Dès que mon brin de toilette est terminé, je m’habille tranquillement en faisant attention à mes cervicales. Je sifflote comme si de rien n’était, je sais que Josiane est là, tapie dans mon esprit, prête à bondir. Je m’attends à ce qu’elle reprenne contact. L’effet de l’antipsychotique est une barrière fugitive en train de s’évaporer. Je n’ai pas renouvelé la prise ce matin, donc tout devrait revenir comme avant, comme quand Josiane était ma colocataire à plein temps. Je peux même jouer avec mon problème, ce qui finit par me réjouir. Ce matin je m’étais levé mal embouché et courbaturé, et maintenant je suis presque d’humeur badine…

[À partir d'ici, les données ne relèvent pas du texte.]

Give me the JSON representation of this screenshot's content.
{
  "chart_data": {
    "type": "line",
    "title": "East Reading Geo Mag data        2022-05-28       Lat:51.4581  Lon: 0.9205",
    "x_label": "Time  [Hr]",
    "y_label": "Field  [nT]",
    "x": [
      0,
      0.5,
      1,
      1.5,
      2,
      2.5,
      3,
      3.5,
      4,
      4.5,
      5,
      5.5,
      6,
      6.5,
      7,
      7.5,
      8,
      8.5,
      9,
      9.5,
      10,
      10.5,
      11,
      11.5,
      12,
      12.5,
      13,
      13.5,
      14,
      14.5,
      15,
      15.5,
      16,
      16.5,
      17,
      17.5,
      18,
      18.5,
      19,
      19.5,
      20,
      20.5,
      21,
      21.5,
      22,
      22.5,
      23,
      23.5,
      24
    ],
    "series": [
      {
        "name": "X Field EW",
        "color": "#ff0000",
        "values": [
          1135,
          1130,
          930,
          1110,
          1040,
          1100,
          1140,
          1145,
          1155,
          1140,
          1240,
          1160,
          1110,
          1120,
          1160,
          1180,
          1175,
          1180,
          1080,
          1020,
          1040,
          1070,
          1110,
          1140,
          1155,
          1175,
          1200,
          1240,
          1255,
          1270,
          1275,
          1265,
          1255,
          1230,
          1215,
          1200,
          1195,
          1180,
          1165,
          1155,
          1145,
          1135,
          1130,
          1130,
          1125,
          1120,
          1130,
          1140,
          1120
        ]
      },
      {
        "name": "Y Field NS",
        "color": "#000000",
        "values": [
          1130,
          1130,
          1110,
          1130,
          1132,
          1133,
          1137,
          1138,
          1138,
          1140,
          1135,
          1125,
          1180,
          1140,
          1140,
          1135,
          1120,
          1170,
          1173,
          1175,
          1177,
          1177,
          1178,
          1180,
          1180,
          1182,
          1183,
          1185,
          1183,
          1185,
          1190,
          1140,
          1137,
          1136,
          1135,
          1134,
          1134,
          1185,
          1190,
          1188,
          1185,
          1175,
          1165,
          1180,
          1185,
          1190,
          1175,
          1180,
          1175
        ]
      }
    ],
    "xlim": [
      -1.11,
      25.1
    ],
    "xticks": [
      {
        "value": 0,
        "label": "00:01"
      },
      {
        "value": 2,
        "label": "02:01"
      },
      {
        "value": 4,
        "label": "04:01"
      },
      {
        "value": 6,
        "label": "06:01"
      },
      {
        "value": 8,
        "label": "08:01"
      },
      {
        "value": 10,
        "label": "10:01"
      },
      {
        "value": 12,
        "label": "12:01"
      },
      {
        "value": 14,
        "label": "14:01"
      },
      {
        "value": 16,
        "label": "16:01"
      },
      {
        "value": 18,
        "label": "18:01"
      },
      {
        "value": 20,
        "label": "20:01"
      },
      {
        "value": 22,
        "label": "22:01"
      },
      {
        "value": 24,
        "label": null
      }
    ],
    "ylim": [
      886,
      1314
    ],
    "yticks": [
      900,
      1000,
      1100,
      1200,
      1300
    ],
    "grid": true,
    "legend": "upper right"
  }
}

-          Bonjour André ! La connexion est de nouveau claire. Qu’avez-vous décidé de faire ce matin ?

Eh voilà ! Qu’est-ce que je disais ! Il a suffi que j’y pense pour que Josiane réapparaisse. Je souris à pleines dents, je suis satisfait d’avoir eu raison.

-          A vrai dire, je vous attendais. Je n’ai pas pris mon cachet ce matin. En fin de compte je vais vous garder encore un peu avec moi.

-          Ce n’est pas très sage. Je ne suis pas là pour durer. Me faire durer vous rendrait à coup sûr malade, c’est-à-dire, complètement maboule, si je peux m’exprimer ainsi.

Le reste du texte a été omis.